Let $0\le x \le 1$ find the maximum value of $x(9\sqrt{1+x^2}​+13\sqrt{1-x^2​})​$

I try to use am-gm inequality to solve this because it's similar to CMIMC2020 team prob.12 but i don't know how to do next.

Answer 1

Even though I still believe that the calculus approach is the most suited for the problem, consider the somehow magical ansatz I found: \begin{align*}x\cdot\left(9\sqrt{1+x^2}​+13\sqrt{1-x^2​}\right)​&=2\cdot \frac34\cdot 3x\cdot 2\cdot \sqrt{1+x^2}+2\cdot\frac{13}4\cdot x\cdot2\sqrt{1-x^2}\\&\stackrel{AM-GM}{\leqslant}\frac34\cdot\left(9x^2+4\cdot(1+x^2)\right)+\frac{13}4\cdot \left(x^2+4\cdot (1-x^2)\right)\\&=16\end{align*}

Answer 2

You can compute the first derivate of $f(x)$ which is: $$f'(x)=x\left (\frac{9x}{\sqrt{x^2+1}}-\frac{13x}{\sqrt{1-x^2}}\right )+9\sqrt{x^2+1}+13\sqrt{1-x^2}$$ Now you have to study $f'(x)=0$ and so: $$x=\frac{2}{\sqrt{5}}$$ There is another solutions, bit with this we find the local maximum.

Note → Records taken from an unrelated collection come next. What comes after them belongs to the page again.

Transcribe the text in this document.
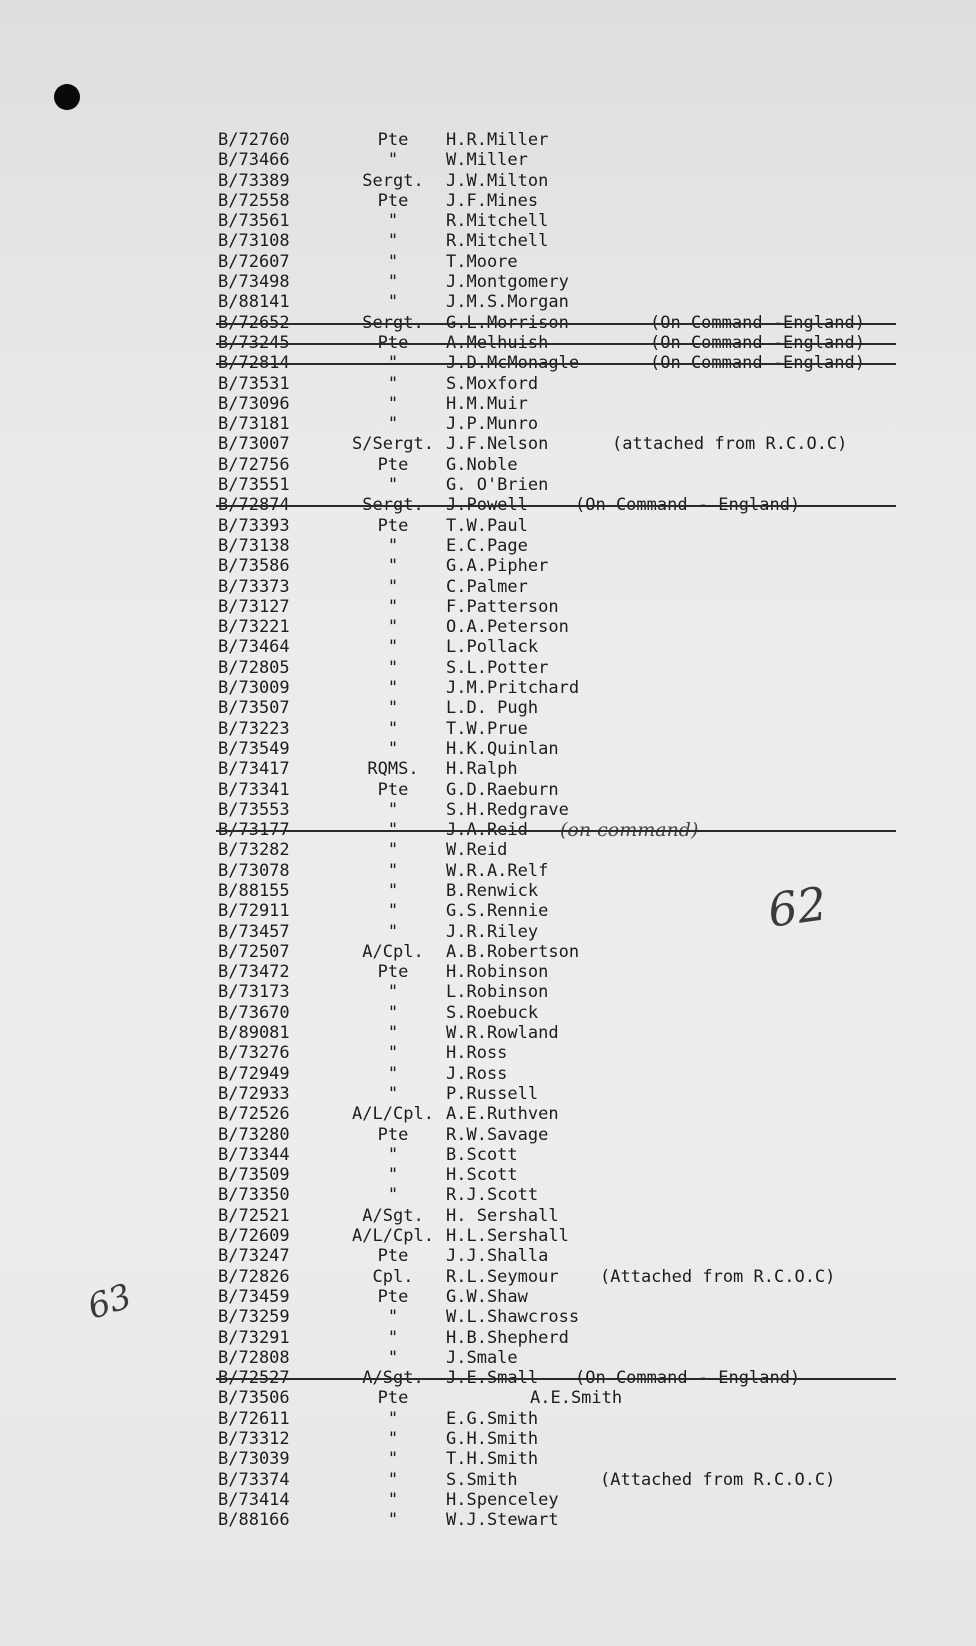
B/72760	Pte	H.R.Miller
B/73466	"	W.Miller
B/73389	Sergt.	J.W.Milton
B/72558	Pte	J.F.Mines
B/73561	"	R.Mitchell
B/73108	"	R.Mitchell
B/72607	"	T.Moore
B/73498	"	J.Montgomery
B/88141	"	J.M.S.Morgan
B/72652	Sergt.	G.L.Morrison	(On Command -England)
B/73245	Pte	A.Melhuish	(On Command -England)
B/72814	"	J.D.McMonagle	(On Command -England)
B/73531	"	S.Moxford
B/73096	"	H.M.Muir
B/73181	"	J.P.Munro
B/73007	S/Sergt. J.F.Nelson	(attached from R.C.O.C)
B/72756	Pte	G.Noble
B/73551	"	G. O'Brien
B/72874	Sergt.	J.Powell	(On Command - England)
B/73393	Pte	T.W.Paul
B/73138	"	E.C.Page
B/73586	"	G.A.Pipher
B/73373	"	C.Palmer
B/73127	"	F.Patterson
B/73221	"	O.A.Peterson
B/73464	"	L.Pollack
B/72805	"	S.L.Potter
B/73009	"	J.M.Pritchard
B/73507	"	L.D. Pugh
B/73223	"	T.W.Prue
B/73549	"	H.K.Quinlan
B/73417	RQMS.	H.Ralph
B/73341	Pte	G.D.Raeburn
B/73553	"	S.H.Redgrave
B/73177	"	J.A.Reid (on command)
B/73282	"	W.Reid
B/73078	"	W.R.A.Relf
B/88155	"	B.Renwick
B/72911	"	G.S.Rennie
B/73457	"	J.R.Riley
B/72507	A/Cpl.	A.B.Robertson
B/73472	Pte	H.Robinson
B/73173	"	L.Robinson
B/73670	"	S.Roebuck
B/89081	"	W.R.Rowland
B/73276	"	H.Ross
B/72949	"	J.Ross
B/72933	"	P.Russell
B/72526	A/L/Cpl. A.E.Ruthven
B/73280	Pte	R.W.Savage
B/73344	"	B.Scott
B/73509	"	H.Scott
B/73350	"	R.J.Scott
B/72521	A/Sgt.	H. Sershall
B/72609	A/L/Cpl. H.L.Sershall
B/73247	Pte	J.J.Shalla
B/72826	Cpl.	R.L.Seymour (Attached from R.C.O.C)
B/73459	Pte	G.W.Shaw
B/73259	"	W.L.Shawcross
B/73291	"	H.B.Shepherd
B/72808	"	J.Smale
B/72527	A/Sgt.	J.E.Small (On Command - England)
B/73506	Pte	A.E.Smith
B/72611	"	E.G.Smith
B/73312	"	G.H.Smith
B/73039	"	T.H.Smith
B/73374	"	S.Smith	(Attached from R.C.O.C)
B/73414	"	H.Spenceley
B/88166	"	W.J.Stewart
62
63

Now to find the maximim, we compute: $$f\left (\frac{2}{\sqrt{5}}\right)=16$$

Answer 3

By C-S and AM-GM we obtain: $$x\left(9\sqrt{1+x^2}​+13\sqrt{1-x^2​}\right)\leq x\sqrt{(27+13)(3(1+x^2)+13(1-x^2))}=​$$ $$=\sqrt{16\cdot5x^2(8-5x^2)}\leq\sqrt{16\left(\frac{5x^2+8-5x^2}{2}\right)^2}=16.$$ The equality occurs for $x=\frac{2}{\sqrt5},$ which says that $16$ is a maximal value.